Author: Stephen Davies Date: To: Sean Gibbins CC: Hampshire LUG Discussion List Subject: Re: [Hampshire] Result of the Ubuntu Challenge
Sean,
My take on su vs sudo is that with su and giving the root password to a
user is a positive action. Just like in your work environment it can be
positively controlled and even time limited rather than with sudo. Yes
the user (sudo) has to be allowed to use sudo but IMHO, this is still a
weakness only one password needs to be cracked/exosed and ironically a
strength as it is easier to manage for non experts.
The customer I mentioned does require everyone using their systems to be
PV'd so I guess that security is pretty high up their list of must have
and do's. Their policy towards security is totally based upon the
sensitivity of the data that their systems hold. If this was to get
released into he wider domain then all sorts of extreemly smelly brown
stuff would start hitting every wind turbine in the country.

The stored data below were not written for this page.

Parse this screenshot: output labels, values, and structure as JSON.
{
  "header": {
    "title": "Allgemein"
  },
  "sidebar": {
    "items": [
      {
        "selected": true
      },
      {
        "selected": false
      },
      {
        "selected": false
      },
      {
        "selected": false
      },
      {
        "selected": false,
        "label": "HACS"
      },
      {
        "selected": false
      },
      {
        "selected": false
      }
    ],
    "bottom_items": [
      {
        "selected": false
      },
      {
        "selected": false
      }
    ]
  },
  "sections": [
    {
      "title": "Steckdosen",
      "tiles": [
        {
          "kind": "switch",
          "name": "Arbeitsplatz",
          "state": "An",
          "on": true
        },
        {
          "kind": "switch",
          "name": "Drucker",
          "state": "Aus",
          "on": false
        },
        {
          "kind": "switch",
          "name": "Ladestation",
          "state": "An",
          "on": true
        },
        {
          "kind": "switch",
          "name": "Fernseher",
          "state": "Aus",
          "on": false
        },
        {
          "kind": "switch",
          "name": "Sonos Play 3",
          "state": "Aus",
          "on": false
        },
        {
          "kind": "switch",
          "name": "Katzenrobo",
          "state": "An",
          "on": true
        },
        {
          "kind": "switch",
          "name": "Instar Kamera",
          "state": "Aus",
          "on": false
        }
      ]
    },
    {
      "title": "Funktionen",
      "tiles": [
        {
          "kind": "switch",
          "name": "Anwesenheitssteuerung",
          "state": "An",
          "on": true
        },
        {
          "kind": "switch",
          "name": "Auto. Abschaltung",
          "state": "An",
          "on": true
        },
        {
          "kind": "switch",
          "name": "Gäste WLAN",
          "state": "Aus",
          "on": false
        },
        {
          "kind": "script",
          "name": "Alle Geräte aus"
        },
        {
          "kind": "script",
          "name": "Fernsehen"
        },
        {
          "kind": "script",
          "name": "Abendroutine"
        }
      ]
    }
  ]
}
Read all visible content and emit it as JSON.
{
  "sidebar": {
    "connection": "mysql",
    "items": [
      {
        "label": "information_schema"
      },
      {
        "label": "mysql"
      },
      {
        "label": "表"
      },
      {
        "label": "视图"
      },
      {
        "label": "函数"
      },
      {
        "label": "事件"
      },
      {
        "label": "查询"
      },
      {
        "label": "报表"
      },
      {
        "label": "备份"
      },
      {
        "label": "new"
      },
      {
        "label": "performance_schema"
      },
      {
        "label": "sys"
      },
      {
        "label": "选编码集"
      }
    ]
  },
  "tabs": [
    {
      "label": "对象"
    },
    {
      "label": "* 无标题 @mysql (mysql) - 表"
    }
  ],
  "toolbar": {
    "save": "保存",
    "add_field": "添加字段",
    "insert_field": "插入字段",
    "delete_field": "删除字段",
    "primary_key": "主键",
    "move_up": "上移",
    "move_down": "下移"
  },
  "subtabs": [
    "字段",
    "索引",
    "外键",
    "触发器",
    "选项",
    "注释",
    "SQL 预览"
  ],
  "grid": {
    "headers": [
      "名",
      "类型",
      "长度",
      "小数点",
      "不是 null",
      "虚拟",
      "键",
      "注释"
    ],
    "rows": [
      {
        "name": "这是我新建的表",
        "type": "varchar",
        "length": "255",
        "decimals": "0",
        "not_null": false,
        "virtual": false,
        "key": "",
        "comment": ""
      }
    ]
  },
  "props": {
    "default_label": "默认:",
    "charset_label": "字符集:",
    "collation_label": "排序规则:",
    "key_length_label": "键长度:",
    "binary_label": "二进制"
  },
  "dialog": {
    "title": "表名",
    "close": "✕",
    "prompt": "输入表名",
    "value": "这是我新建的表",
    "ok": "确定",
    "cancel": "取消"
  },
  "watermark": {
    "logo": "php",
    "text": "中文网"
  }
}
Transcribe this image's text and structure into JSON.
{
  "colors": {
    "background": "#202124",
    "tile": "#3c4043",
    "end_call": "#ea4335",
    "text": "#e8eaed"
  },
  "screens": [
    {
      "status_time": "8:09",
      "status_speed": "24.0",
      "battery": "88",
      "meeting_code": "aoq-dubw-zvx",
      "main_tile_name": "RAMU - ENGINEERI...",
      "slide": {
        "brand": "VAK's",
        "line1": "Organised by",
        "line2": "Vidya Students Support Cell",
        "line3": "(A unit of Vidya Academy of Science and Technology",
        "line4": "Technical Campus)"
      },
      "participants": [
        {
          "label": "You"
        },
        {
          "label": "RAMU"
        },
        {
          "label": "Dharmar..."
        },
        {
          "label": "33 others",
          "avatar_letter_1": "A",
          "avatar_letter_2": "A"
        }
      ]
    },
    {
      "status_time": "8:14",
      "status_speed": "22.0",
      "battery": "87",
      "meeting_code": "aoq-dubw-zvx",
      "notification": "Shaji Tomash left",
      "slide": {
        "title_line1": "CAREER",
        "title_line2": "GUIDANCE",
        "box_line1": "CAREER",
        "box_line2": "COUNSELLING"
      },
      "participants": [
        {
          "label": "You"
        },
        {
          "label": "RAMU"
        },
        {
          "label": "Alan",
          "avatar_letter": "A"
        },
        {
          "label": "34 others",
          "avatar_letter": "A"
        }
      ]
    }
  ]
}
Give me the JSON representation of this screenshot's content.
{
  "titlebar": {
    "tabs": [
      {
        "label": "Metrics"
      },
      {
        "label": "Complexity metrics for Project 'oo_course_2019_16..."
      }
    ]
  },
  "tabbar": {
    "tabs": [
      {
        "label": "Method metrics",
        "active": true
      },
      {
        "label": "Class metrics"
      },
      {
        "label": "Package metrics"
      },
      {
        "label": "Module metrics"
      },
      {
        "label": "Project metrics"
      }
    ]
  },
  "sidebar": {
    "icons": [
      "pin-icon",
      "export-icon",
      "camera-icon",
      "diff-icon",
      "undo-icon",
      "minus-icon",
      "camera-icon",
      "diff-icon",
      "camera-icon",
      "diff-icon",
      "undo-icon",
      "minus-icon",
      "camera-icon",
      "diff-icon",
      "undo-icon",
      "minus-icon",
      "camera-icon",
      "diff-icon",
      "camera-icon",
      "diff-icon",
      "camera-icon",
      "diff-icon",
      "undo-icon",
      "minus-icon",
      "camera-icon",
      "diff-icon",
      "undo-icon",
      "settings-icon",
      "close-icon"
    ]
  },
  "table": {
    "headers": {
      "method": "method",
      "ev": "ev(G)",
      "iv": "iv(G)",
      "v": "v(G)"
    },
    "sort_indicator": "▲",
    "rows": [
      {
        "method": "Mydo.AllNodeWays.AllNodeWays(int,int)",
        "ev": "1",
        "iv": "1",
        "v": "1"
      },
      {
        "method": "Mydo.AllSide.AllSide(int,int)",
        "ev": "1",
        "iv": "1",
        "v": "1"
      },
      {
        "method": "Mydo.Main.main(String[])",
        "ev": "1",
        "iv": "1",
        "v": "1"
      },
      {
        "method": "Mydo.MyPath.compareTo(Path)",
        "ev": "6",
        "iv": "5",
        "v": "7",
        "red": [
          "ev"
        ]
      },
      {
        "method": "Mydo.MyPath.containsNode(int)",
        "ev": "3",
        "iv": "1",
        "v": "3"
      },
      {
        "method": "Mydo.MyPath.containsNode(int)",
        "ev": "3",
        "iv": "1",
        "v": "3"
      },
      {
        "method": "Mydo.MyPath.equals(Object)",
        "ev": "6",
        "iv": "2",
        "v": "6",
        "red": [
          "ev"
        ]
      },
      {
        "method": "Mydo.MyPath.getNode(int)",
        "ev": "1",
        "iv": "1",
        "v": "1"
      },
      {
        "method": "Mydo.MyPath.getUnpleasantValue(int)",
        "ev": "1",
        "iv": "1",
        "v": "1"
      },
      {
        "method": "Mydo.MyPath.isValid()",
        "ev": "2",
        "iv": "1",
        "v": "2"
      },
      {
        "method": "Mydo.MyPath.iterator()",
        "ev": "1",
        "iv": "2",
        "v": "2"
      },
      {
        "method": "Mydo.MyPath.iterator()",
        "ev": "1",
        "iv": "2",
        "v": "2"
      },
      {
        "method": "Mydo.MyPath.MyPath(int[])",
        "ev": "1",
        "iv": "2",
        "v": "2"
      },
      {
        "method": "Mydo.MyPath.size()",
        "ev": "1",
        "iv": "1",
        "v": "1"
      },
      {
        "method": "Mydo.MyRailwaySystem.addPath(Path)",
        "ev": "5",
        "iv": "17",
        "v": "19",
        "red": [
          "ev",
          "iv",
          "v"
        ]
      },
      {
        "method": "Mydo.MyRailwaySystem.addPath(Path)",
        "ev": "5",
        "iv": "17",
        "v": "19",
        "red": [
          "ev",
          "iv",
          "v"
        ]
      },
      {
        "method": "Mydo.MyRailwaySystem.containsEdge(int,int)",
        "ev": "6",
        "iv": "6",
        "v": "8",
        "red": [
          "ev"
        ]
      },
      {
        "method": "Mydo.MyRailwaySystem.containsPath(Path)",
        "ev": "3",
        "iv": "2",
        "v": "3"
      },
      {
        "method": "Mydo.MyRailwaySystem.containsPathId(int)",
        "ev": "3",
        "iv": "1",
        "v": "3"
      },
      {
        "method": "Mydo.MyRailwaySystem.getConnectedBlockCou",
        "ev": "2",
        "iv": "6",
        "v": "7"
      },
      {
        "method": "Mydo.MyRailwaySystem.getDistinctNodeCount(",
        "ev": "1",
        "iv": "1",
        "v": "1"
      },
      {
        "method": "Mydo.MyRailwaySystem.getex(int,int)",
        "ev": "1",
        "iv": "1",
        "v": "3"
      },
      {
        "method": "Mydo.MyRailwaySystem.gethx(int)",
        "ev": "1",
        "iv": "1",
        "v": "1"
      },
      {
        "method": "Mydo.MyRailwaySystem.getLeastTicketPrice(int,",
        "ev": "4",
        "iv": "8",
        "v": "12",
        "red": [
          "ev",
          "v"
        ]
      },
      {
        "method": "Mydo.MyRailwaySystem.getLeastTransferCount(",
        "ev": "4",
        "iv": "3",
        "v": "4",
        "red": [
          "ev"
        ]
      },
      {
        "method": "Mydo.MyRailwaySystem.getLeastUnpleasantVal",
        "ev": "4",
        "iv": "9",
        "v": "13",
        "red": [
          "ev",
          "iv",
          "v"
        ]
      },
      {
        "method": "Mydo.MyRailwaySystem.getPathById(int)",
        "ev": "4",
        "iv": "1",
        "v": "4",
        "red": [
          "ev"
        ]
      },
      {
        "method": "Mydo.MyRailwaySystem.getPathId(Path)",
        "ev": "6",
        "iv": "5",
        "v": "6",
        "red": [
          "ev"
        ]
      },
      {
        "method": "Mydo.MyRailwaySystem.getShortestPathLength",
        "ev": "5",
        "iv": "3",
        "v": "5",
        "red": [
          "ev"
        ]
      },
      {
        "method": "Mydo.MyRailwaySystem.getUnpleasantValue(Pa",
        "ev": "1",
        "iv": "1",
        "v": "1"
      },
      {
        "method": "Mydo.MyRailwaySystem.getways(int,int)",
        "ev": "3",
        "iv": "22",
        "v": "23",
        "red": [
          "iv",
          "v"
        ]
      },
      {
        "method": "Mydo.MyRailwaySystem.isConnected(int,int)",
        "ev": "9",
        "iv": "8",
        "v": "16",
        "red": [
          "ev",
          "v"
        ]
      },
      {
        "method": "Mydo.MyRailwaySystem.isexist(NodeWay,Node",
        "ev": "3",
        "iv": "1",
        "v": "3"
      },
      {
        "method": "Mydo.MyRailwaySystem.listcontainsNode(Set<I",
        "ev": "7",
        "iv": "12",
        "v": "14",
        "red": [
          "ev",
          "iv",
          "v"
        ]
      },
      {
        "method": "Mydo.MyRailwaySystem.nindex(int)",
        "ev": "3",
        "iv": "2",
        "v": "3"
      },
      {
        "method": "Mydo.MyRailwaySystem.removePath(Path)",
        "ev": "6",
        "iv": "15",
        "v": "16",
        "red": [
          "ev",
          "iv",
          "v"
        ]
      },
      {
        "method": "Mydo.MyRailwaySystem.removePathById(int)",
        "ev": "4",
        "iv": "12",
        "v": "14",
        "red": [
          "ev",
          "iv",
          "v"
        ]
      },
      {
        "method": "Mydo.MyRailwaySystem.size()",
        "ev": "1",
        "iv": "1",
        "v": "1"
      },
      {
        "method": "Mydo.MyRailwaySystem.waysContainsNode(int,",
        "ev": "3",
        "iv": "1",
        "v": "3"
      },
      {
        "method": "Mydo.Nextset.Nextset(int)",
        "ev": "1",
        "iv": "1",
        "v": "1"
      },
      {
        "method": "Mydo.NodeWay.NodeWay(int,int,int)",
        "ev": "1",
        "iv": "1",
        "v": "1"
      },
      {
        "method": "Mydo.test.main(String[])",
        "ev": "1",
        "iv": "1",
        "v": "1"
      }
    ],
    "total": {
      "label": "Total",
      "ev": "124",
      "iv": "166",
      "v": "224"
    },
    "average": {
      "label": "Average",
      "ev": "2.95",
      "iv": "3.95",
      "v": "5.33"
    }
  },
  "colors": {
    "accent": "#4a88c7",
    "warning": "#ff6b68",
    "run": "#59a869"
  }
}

So, they ban sudo from their systems.
I was amazed at the lockdown processes they go through before putting a
system even into UAT. It makes the processes we went through when we
worked together look very elementary. Basicaly there is a rule for
literally every shell script and binary on the system. This is after a
disable all option. (Just like firewalls, disable ALL and then enable
only what is needed)
It took me over a month to get the rules changed so the Message Broker
could run properly. Various IBM bods had to backup my requests to get it
through. IT was this lockdown process that allowed me to understand the
benefits of a properly configured selinux environment.